Le vent hurla, a cet instant precis, et s'engouffra dans la cheminee avec tant de violence que les flammes furent chassees presque jusqu'a Sara qui dut s'ecarter legerement. Son esprit superstitieux vit, dans cette fureur, une reponse a sa priere. Mauvais presage ! Elle se signa vivement, mais sans cesser de caresser, de l'autre main, la tete de la jeune femme prostree.
Quand le jour, pale et frileux, eclaira l'immense paysage devaste, Fortunat vint gratter a la porte de Catherine. Sara ouvrit.

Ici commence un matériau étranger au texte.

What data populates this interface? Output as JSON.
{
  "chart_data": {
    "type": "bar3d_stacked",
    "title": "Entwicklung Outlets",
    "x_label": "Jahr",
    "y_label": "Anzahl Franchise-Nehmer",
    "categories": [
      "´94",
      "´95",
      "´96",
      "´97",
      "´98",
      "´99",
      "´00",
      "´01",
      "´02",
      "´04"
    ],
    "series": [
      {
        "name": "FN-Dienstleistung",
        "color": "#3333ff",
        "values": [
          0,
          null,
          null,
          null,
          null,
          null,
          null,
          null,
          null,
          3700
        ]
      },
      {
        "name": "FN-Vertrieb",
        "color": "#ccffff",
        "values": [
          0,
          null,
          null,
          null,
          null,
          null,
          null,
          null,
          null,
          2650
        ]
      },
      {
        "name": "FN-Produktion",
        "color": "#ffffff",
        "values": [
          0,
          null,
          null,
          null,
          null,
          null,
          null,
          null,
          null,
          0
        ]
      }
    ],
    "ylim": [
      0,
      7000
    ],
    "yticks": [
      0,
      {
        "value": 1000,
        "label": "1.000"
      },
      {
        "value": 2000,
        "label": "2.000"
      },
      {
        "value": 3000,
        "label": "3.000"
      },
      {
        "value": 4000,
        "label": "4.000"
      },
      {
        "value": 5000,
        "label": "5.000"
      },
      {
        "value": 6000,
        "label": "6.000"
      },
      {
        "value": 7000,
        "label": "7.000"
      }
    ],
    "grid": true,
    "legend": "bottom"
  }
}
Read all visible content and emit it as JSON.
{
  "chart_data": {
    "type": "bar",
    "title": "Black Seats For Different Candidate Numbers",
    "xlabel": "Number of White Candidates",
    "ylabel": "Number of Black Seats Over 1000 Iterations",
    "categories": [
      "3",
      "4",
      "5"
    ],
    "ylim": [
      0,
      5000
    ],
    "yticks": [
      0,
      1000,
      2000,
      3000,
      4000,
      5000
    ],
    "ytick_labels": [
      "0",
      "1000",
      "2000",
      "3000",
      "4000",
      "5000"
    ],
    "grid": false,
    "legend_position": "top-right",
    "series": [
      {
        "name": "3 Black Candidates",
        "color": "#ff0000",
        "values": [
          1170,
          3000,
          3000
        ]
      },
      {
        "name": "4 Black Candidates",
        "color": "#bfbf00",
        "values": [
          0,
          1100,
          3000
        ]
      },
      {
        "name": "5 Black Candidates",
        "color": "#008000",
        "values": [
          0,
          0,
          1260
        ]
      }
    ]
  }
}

Son bonnet a la main, le petit Gascon se faufila dans la chambre et s'avanca vers Catherine sur la pointe des pieds, comme s'il s'approchait d'un autel. Il n'avait pas du beaucoup dormir, lui non plus. Sous le hale, la peau de son visage avait des reflets gris, la bouche montrait un pli de lassitude et les paupieres retombaient sans cesse comme s'il n'avait plus la force de les tenir ouvertes. Il plia peniblement le genou devant Catherine.
— Dame, fit-il, monseigneur m'envoie vous dire qu'il vous verra vers l'heure de tierce, apres la messe, et vous prie de lui faire savoir si cette heure vous convient.
Le cote solennel du procede amena un sourire amer sur les levres de Catherine. Ainsi, ils en etaient la : a s'envoyer des messagers, a s'accorder des audiences ? Le faible espoir que les paroles de Sara avaient reveille en elle s'assoupissait de nouveau.